La littérature orale prend les habits du passé pour ouvrir de nouveaux possibles. C'est un acte éminemment politique qui n'a pas été perçu ou volontairement gommé par ceux qui se sont évertués à laisser croire que ce n'est qu'une forme d'expression réservée aux jeunes enfants. Les bibliothécaires dans cette interprétation malheureuse ont considérablement desservi les conteurs qui s'évertuent à créer de nouveaux textes.
Il faut aussi admettre que bien des pratiquants de cette activité ont succombé à cette dérive en acceptant cette déplorable limitation, cessant de se produire devant des adultes ou se contentant de pratiquer devant des auditeurs avertis de moins en moins nombreux. Le grand public fuit des spectacles qui sont affublés de tous les défauts de la terre : ringards, dépassés, archaïques, soporifiques, pénibles, exigeants, incompréhensibles…
Il serait possible de continuer inlassablement la litanie des tares que les esprits éclairés par les seuls écrans de toute nature attribuent à ce précieux héritage littéraire. Il est vrai que leur incapacité à donner du sens en dehors du bruit et de l'image les laisse sur le bord du chemin tandis que leur capacité à donner du sens et à se concentrer plus de quelques minutes les fait sortir du cadre.
C'est donc ainsi que le conte est devenu un vecteur d'expression réservé à tous ceux qui d'une manière ou d'une autre ont échappé au terrible conditionnement de masse qui souhaite poursuivre l'œuvre assigné à l'école de fabriquer des crétins ineptes à la réflexion et à la projection. Nous pouvons mesurer les effets de cette stratégie menée par des élites qui entendent ainsi manipuler toujours plus des masses condamnées à l'état d’hébétude devant un réel qu'ils ne sont plus en mesure d'analyser, comprendre et infléchir.

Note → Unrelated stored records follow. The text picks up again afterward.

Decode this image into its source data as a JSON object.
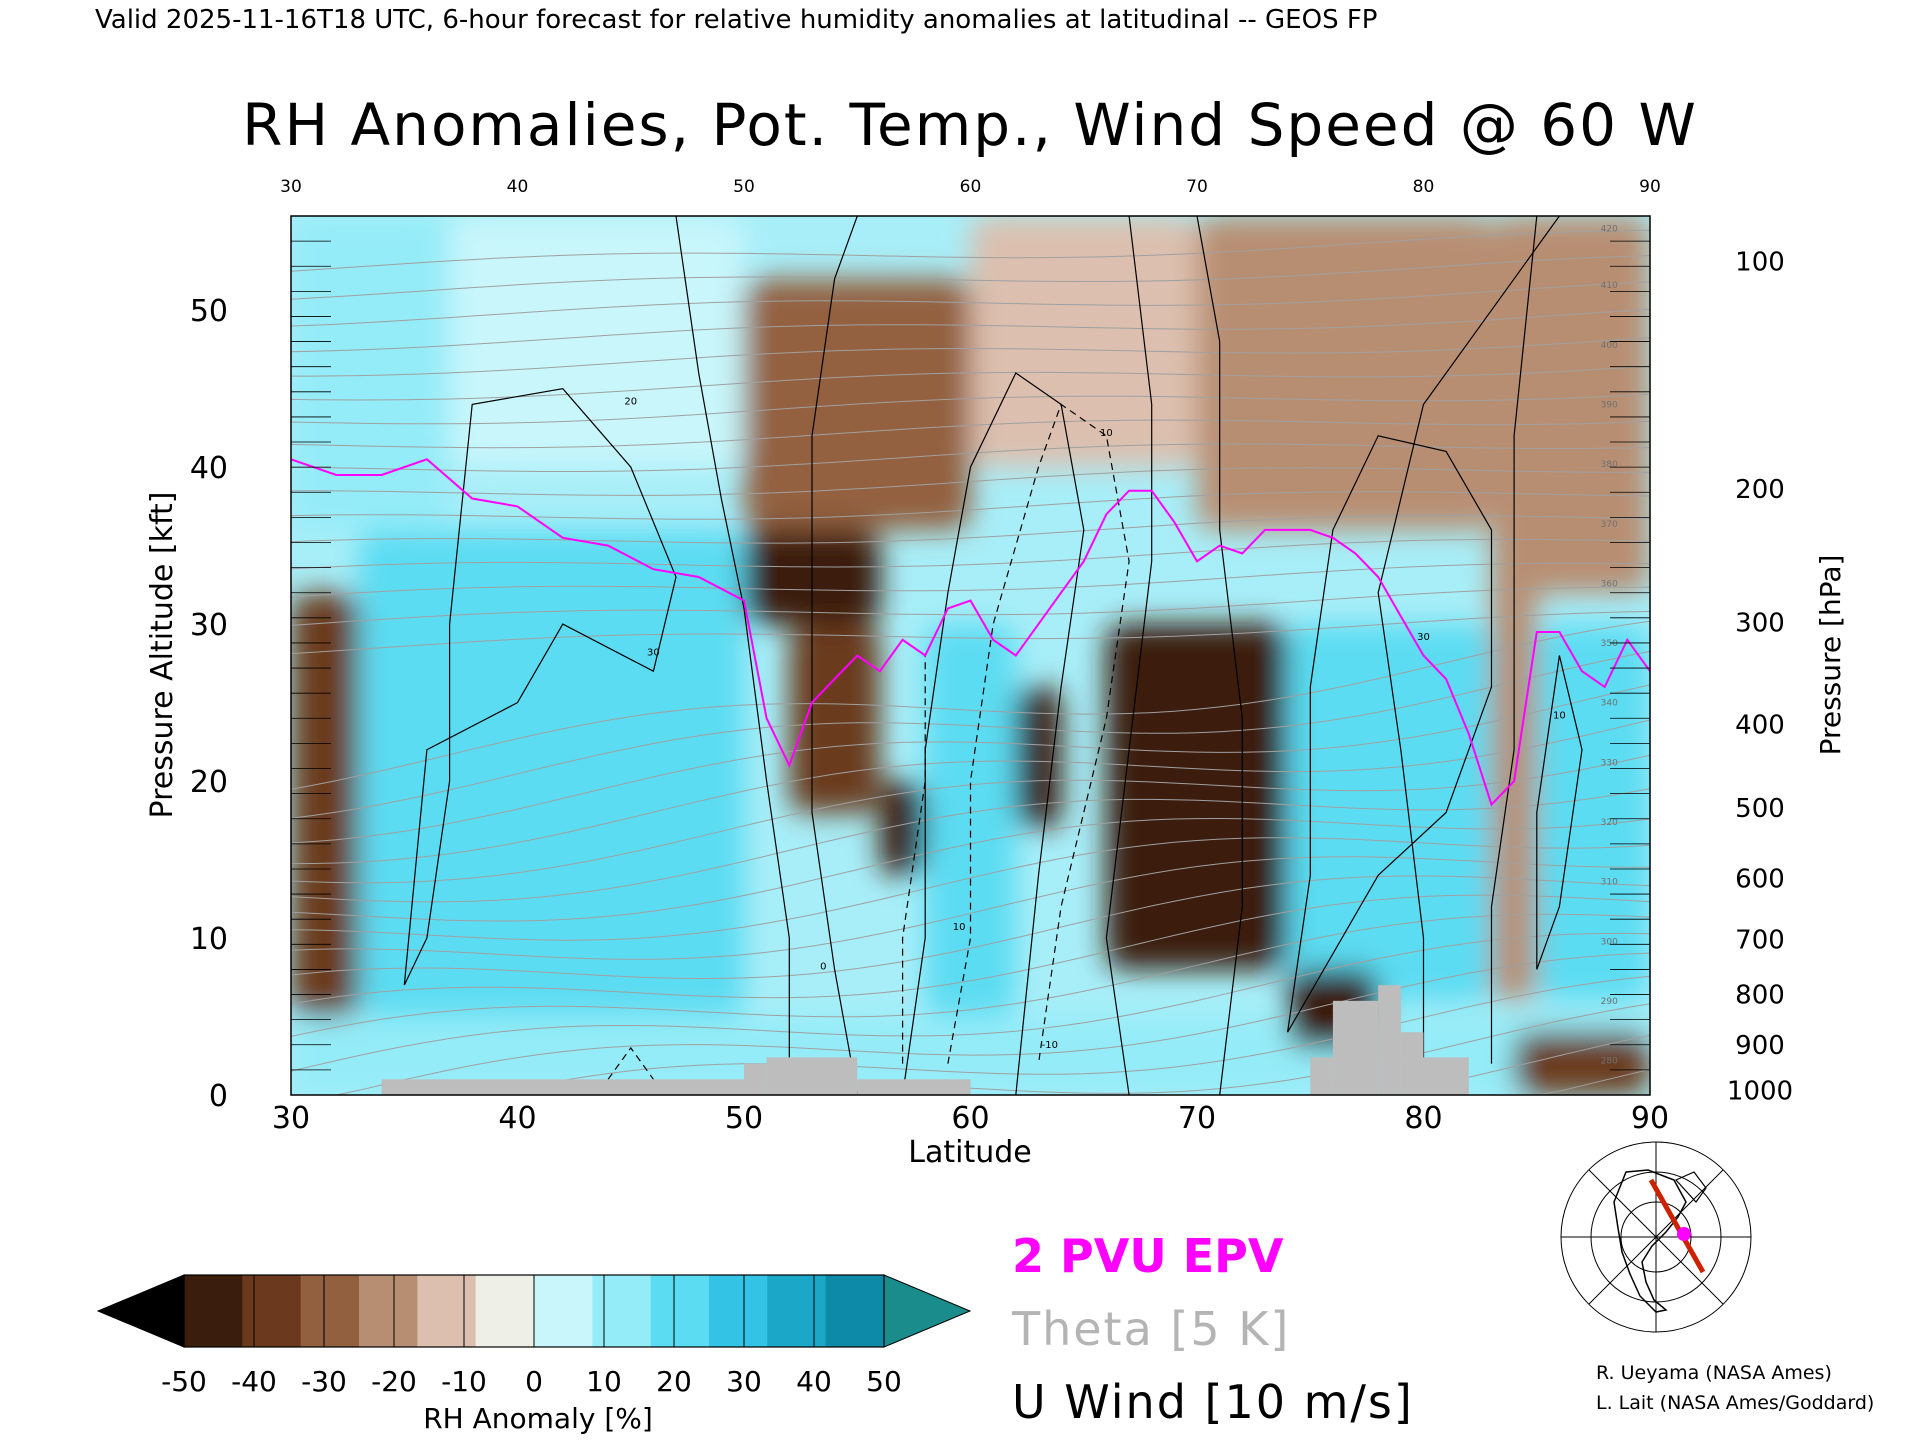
{
  "header": "Valid 2025-11-16T18 UTC, 6-hour forecast for relative humidity anomalies at latitudinal -- GEOS FP",
  "chart_data": {
    "type": "heatmap",
    "title": "RH Anomalies, Pot. Temp., Wind Speed @ 60 W",
    "xlabel": "Latitude",
    "ylabel_left": "Pressure Altitude [kft]",
    "ylabel_right": "Pressure [hPa]",
    "xlim": [
      30,
      90
    ],
    "ylim": [
      0,
      56
    ],
    "x_ticks": [
      30,
      40,
      50,
      60,
      70,
      80,
      90
    ],
    "y_ticks": [
      0,
      10,
      20,
      30,
      40,
      50
    ],
    "pressure_ticks": [
      {
        "label": "100",
        "kft": 53.1
      },
      {
        "label": "200",
        "kft": 38.6
      },
      {
        "label": "300",
        "kft": 30.1
      },
      {
        "label": "400",
        "kft": 23.6
      },
      {
        "label": "500",
        "kft": 18.3
      },
      {
        "label": "600",
        "kft": 13.8
      },
      {
        "label": "700",
        "kft": 9.9
      },
      {
        "label": "800",
        "kft": 6.4
      },
      {
        "label": "900",
        "kft": 3.2
      },
      {
        "label": "1000",
        "kft": 0.3
      }
    ],
    "rh_anomaly_regions": [
      {
        "lat": [
          30,
          37
        ],
        "kft": [
          36,
          56
        ],
        "rh": 20
      },
      {
        "lat": [
          37,
          50
        ],
        "kft": [
          40,
          56
        ],
        "rh": 5
      },
      {
        "lat": [
          50,
          60
        ],
        "kft": [
          36,
          52
        ],
        "rh": -20
      },
      {
        "lat": [
          60,
          70
        ],
        "kft": [
          40,
          56
        ],
        "rh": -8
      },
      {
        "lat": [
          70,
          83
        ],
        "kft": [
          36,
          56
        ],
        "rh": -15
      },
      {
        "lat": [
          83,
          90
        ],
        "kft": [
          32,
          56
        ],
        "rh": -12
      },
      {
        "lat": [
          30,
          33
        ],
        "kft": [
          5,
          32
        ],
        "rh": -30
      },
      {
        "lat": [
          33,
          50
        ],
        "kft": [
          5,
          36
        ],
        "rh": 30
      },
      {
        "lat": [
          50,
          56
        ],
        "kft": [
          30,
          36
        ],
        "rh": -50
      },
      {
        "lat": [
          52,
          56
        ],
        "kft": [
          18,
          30
        ],
        "rh": -30
      },
      {
        "lat": [
          56,
          58
        ],
        "kft": [
          14,
          20
        ],
        "rh": -50
      },
      {
        "lat": [
          58,
          62
        ],
        "kft": [
          5,
          30
        ],
        "rh": 25
      },
      {
        "lat": [
          62,
          64
        ],
        "kft": [
          17,
          26
        ],
        "rh": -40
      },
      {
        "lat": [
          66,
          74
        ],
        "kft": [
          8,
          30
        ],
        "rh": -40
      },
      {
        "lat": [
          67,
          72
        ],
        "kft": [
          10,
          24
        ],
        "rh": -50
      },
      {
        "lat": [
          74,
          83
        ],
        "kft": [
          6,
          30
        ],
        "rh": 25
      },
      {
        "lat": [
          83,
          85
        ],
        "kft": [
          6,
          36
        ],
        "rh": -10
      },
      {
        "lat": [
          85,
          90
        ],
        "kft": [
          6,
          30
        ],
        "rh": 30
      },
      {
        "lat": [
          30,
          90
        ],
        "kft": [
          0,
          5
        ],
        "rh": 15
      },
      {
        "lat": [
          74,
          78
        ],
        "kft": [
          3,
          8
        ],
        "rh": -50
      },
      {
        "lat": [
          84,
          90
        ],
        "kft": [
          0,
          4
        ],
        "rh": -30
      }
    ],
    "epv_2pvu": {
      "lat": [
        30,
        32,
        34,
        36,
        38,
        40,
        42,
        44,
        46,
        48,
        50,
        51,
        52,
        53,
        54,
        55,
        56,
        57,
        58,
        59,
        60,
        61,
        62,
        63,
        64,
        65,
        66,
        67,
        68,
        69,
        70,
        71,
        72,
        73,
        74,
        75,
        76,
        77,
        78,
        79,
        80,
        81,
        82,
        83,
        84,
        85,
        86,
        87,
        88,
        89,
        90
      ],
      "kft": [
        40.5,
        39.5,
        39.5,
        40.5,
        38,
        37.5,
        35.5,
        35,
        33.5,
        33,
        31.5,
        24,
        21,
        25,
        26.5,
        28,
        27,
        29,
        28,
        31,
        31.5,
        29,
        28,
        30,
        32,
        34,
        37,
        38.5,
        38.5,
        36.5,
        34,
        35,
        34.5,
        36,
        36,
        36,
        35.5,
        34.5,
        33,
        30.5,
        28,
        26.5,
        23,
        18.5,
        20,
        29.5,
        29.5,
        27,
        26,
        29,
        27
      ]
    },
    "theta_contour_labels": [
      "280",
      "290",
      "300",
      "310",
      "320",
      "330",
      "340",
      "350",
      "360",
      "370",
      "380",
      "390",
      "400",
      "410",
      "420"
    ],
    "wind_contour_labels": [
      "-10",
      "0",
      "10",
      "20",
      "30"
    ],
    "terrain": [
      {
        "lat": [
          34,
          50
        ],
        "kft": 1
      },
      {
        "lat": [
          50,
          51
        ],
        "kft": 2
      },
      {
        "lat": [
          51,
          55
        ],
        "kft": 2.4
      },
      {
        "lat": [
          55,
          60
        ],
        "kft": 1
      },
      {
        "lat": [
          75,
          76
        ],
        "kft": 2.4
      },
      {
        "lat": [
          76,
          78
        ],
        "kft": 6
      },
      {
        "lat": [
          78,
          79
        ],
        "kft": 7
      },
      {
        "lat": [
          79,
          80
        ],
        "kft": 4
      },
      {
        "lat": [
          80,
          82
        ],
        "kft": 2.4
      }
    ],
    "colorbar": {
      "label": "RH Anomaly [%]",
      "tick_labels": [
        "-50",
        "-40",
        "-30",
        "-20",
        "-10",
        "0",
        "10",
        "20",
        "30",
        "40",
        "50"
      ],
      "colors": [
        "#000000",
        "#3a1d0c",
        "#6b3a1e",
        "#93603f",
        "#b88e72",
        "#dcbfae",
        "#eef0e8",
        "#c8f6fb",
        "#94ecf8",
        "#5cdcf2",
        "#33c3e5",
        "#1aa7c8",
        "#0c8aa8",
        "#1a8c8c"
      ]
    },
    "legend": [
      {
        "label": "2 PVU EPV",
        "color": "#ff00ff"
      },
      {
        "label": "Theta [5 K]",
        "color": "#b4b4b4"
      },
      {
        "label": "U Wind [10 m/s]",
        "color": "#000000"
      }
    ]
  },
  "credits": [
    "R. Ueyama (NASA Ames)",
    "L. Lait (NASA Ames/Goddard)"
  ]
}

Les choix politiques évoluent clairement vers cette lente fascination pour les solutions radicales, ségrégationnistes, violentes et parfaitement ineptes pour affronter les défis d'un futur imprévisible, incohérent et menaçant. Le conte devrait être cet outil d'analyse et de projection qui ouvrirait des débats, des réflexions collectives de nature à penser autrement qu'en suivant les simplifications des prophètes du malheur.